Camaraderie is the big draw

Football: The Trojans organization fielded seven teams and a cheerleading program this fall, all under the guidance of a dedicated group of adult volunteers.

Howard At Play

October 21, 2001|By Gary Davidson | Gary Davidson,SPECIAL TO THE SUN

All around Schooley Mill Park in Fulton this month, trees were showing color, but another sign of autumn was just as evident - football.

Simultaneous games on two fields had clusters of parents, siblings and friends watching and cheering as youth teams in red and black uniforms and helmets competed with visitors from East Baltimore, Randallstown and other parts of greater Baltimore. Pads on each goal post declared this to be "Trojan Country."

Six games from early morning into afternoon that day were testimony that in soccer-crazy Howard County, good old American football prospers.

One of three youth football organizations in the county - along with the Columbia Bulldogs and the Columbia Community Church Warriors - the Howard County Trojans are suiting up a record 184 boys for their seven age-group teams this fall. And commissioner Rob Wagner of Columbia says there would be more, but the club had to put 25 boys on waiting lists because of the cost involved.

A youth is charged $90 a year for football (or for a separately administered cheerleading program with 80 participants). For the second and third children from a family, the club grants a $10 discount; the fourth or more from the same family play free.

It costs $169 to outfit a football player and $239 to stage a game. Needing to regularly service and inspect its football equipment for safety, Wagner said, the club is operating at capacity.

As in any youth organization, the Trojans' backbone is adult volunteers. Wagner and his wife, Karin, (their son Justin, 11, plays quarterback and safety, and daughter Claryssa, 12, has four years of cheering) put in 15 to 20 hours a week from June to November. That doesn't include home games, when more volunteers must be organized to set up the fields and concessions.

"We enjoy being involved. It shows good leadership for our children," Wagner said. "Hopefully, we set an example for other parents to get involved. And it just builds a better program for the kids by being involved. It's frustrating at times, but the majority of time - even though we're working hard at it - it's fun."

While many might think the Baltimore Ravens' success increased interest in football, Wagner thinks that while it hasn't hurt, the main cause is the infectious camaraderie of young boys.

"There's a lot more interest, mainly because a lot of the kids see the unity our football players have," Wagner said. "A lot of them, when they come to school, they wear their uniforms - they're a group. They clique together, a common interest. It's good for the kids. It gives them friends."

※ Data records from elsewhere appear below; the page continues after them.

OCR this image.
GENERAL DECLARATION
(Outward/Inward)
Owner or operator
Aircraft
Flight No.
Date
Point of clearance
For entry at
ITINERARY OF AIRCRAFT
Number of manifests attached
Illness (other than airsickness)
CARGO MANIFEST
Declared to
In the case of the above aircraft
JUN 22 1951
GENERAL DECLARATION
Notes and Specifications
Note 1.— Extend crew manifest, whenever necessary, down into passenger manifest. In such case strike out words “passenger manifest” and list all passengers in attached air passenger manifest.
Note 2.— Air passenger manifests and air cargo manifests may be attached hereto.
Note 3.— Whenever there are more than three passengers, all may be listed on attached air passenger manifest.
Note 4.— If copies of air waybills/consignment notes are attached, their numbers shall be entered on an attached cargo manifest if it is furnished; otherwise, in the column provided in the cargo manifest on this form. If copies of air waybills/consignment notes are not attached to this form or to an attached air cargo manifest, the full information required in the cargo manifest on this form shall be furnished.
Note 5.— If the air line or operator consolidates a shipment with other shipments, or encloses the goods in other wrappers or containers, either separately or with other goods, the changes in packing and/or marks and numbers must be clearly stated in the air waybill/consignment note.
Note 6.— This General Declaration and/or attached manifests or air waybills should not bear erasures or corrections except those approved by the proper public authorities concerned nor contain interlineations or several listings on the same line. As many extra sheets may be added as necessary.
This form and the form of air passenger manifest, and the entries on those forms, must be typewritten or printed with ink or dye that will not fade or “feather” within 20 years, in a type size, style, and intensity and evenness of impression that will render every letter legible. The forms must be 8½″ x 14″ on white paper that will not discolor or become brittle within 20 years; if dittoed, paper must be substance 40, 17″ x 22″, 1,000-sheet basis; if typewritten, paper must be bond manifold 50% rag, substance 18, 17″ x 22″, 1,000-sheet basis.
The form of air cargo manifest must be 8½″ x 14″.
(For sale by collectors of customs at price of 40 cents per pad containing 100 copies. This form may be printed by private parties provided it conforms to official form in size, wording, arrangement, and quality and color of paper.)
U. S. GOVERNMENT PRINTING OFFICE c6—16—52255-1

The Trojans, part of the Maryland Football Association, are affiliated with the national Pop Warner youth football organization.

Each team has a head coach, four assistants and an administrator. All have, or had, sons playing.

"I wanted my son to have good instructional coaching in football," said Ellicott City's Julius Warner, a former Morgan State player who coaches his son on the Mighty Mite A team. "Each coach has the same idea I do."

Each coaching staff has its own playbook and, as daylight shortens, more and more practices occur in darkness.

"Our motivation is to get the kids out here, teach them the sport, let them have some fun, and if it takes them into a college and a scholarship, then great," Wagner said.

"Our main objective is to keep them out of trouble. One of the main things we stress is schoolwork. If they don't do well in school, they can't play football. We stress for them to ... do what their parents tell them to do."

Warner's Mighty Mites, an instructional team that plays with coaches on the field, turned heads this fall with a winning record, an explosive offensive and a blitzing defense. Their last league game was yesterday, although other Trojan teams still face Pop Warner playoffs that eventually produce national age-group titlists.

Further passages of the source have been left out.